Updated Apr 4 2019 :: by Alex

Categorizing support tickets is the second most important feature of almost any helpdesk ticketing system available on the market today (the first most important being ticket-tracking itself). Categories can be used for:

  • Reporting (so you can track which systems generate the most support requests)
  • Efficiently assigning requests to proper team members
  • Configuring permissions for helpdesk agents (so that different agents have permissions to different ticket categories, handling only the tickets they have access to)
  • etc.

Improper ticket categorization can result in slower response times, incorrect reporting and user frustration. So let's have a look at some of the ways you can categorize your support tickets:

By problem type

This is probably the most common way to categorize your support requests - by issue type. Convenient for both the end users (they know which category they should put their tickets to) and the helpdesk agents ("by problem type" categorization maps great to the team members responsible for this type of issues). This works great for reporting too since you can easily see where most problems originate.

Here are some examples

SaaS software company

  • Bugs
  • Feature requests
  • Billing issues
  • How to's

Online store

  • Shipping
  • Returns
  • Pre-order questions
  • Technical issues
  • Affiliate & reseller
  • Vendor issues

Enterprise IT department

  • Phones
  • Printers and copiers
  • Networking
  • Email Issues
  • Desktop Hardware
  • Desktop Software
  • Servers
  • Website

By Client

This is a less common way to organize your categories, since it does not fit every business and does not scale very well. But it might work for some consulting companies and freelancers.

  • Client A
  • Client B
  • Client C

Or, if you're using the app in corporate IT

  • Department X
  • Department Y
  • Execs

You can also combine these two ways, categorize the majority of your tickets "by problem type" and keep 2-3 private categories "by client" for your important clients.

By product

This one is obvious. If you're a multi-product company, why not organize your tickets by product? We were actually using this process here at Jitbit, when we had around 10 software apps (back in the days when the help desk software hasn't become our flagship software product)

  • Product A
  • Product B
  • Product C

By priority

If your helpdesk app does not have a built-in "priority" field.

Getting even more details using custom fields and tags

If categorizing is not enough, you can classify your tickets even further by adding custom fields (particularly, the "drop-down list" type) that would allow "multi-dimensional" categorizing. For example:

  • "Category" is set to "Networking issues"
  • "Computer type" custom field is set to "Laptop" (available options - "Desktop" & "Laptop")
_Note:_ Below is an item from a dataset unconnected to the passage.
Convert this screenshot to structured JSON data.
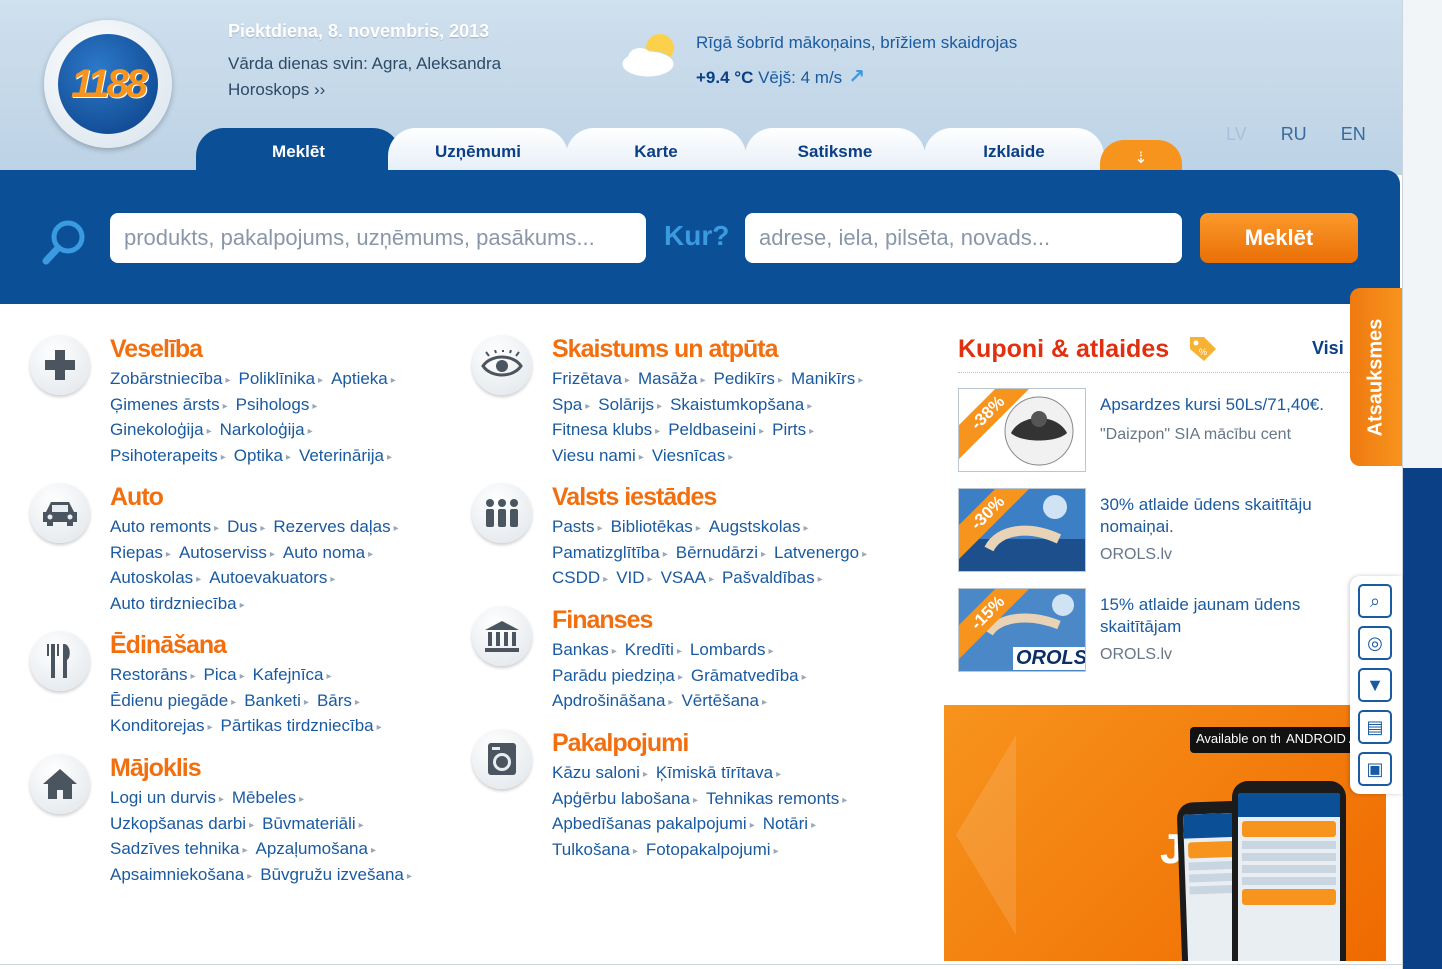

In many ticketing apps (including Jitbit's) you can also add "tags" to your tickets. You might ask, how "tags" are different from "categories"? Simple - a ticket can have multiple tags assigned to it. You can use tags for both external and internal tracking. For example, here at Jitbit Software we have a special automation rule, which adds the "overdue" tag when a ticket becomes past due.

Speaking of automation rules...

Jitbit Helpdesk is famous for its automation engine that can - among other features - work with ticket categories. For example, you can assign a category to a ticket automatically, based on keywords and/or keyphrases found in the ticket's subject or body. Vice versa - you can perform various "actions" based on ticket category - like, "if a new ticket arrives to Category X - send an extra notification to John Doe".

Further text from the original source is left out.